The Capitals have lost their past seven playoff games that have gone to overtime; the Penguins have won eight of their past nine playoff games that were decided in extra time.

Milan Jurcina was whistled for tripping at 1 minute 29 seconds of the extra session, and with one second remaining on the penalty, Poti made the split-second decision to go down in an attempt to break up a two-on-one. Malkin was looking to dish the puck to Sidney Crosby when Poti stretched out prone, sliding back toward the Washington net. The puck hit his stick and slipped past Simeon Varlamov at 3:28. Poti lay face-first on the ice as the Penguins celebrated behind the goal.

"I tried to go down to take away the pass and his angle coming to the net," Poti said. "He tried to make the pass, and I think it hit my glove or my stick.
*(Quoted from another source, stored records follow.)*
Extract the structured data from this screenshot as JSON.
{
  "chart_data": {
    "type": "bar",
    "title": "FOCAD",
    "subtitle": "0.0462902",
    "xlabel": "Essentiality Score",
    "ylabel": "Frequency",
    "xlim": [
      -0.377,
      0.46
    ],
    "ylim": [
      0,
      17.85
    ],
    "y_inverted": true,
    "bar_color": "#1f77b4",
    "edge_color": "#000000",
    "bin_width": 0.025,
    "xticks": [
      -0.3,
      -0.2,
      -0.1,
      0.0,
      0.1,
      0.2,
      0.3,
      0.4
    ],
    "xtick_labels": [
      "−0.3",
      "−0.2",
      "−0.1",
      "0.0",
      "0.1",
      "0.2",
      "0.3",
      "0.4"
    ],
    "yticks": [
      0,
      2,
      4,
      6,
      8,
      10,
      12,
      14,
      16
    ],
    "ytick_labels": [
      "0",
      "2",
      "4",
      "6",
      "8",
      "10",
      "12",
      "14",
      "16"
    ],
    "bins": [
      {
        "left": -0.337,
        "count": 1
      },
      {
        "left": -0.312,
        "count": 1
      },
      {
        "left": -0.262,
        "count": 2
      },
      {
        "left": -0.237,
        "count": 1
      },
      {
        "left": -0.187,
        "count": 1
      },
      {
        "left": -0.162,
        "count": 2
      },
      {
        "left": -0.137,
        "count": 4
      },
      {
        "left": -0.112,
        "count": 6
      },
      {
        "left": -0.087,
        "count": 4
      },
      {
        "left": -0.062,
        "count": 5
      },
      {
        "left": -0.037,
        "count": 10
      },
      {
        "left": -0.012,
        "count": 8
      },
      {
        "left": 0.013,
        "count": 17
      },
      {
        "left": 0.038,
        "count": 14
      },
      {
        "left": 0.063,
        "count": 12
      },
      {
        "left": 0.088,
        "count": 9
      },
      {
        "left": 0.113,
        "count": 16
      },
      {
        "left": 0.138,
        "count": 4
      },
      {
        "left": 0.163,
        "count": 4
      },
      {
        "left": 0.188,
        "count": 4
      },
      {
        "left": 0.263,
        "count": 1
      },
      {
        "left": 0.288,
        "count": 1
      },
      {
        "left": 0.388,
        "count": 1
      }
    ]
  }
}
It was just a lucky bounce, an unfortunate bounce."

Malkin's goal gave the Penguins their second win in overtime in this series and probably has longtime fans of the Capitals wondering if their team is in fact cursed when it comes to Pittsburgh and the playoffs. In Game 3, a shot by Penguins defenseman Kris Letang deflected off of Shaone Morrisonn before eluding Varlamov.

As deflating as the defeat was, several Capitals said they're confident they can extend the series to a seventh game, pointing to their first-round victory over the New York Rangers, a series in which they rallied from 2-0 and 3-1 holes.

"We certainly have experience in this situation," David Steckel said. "All hope is not lost. Nobody on this team wants it to end."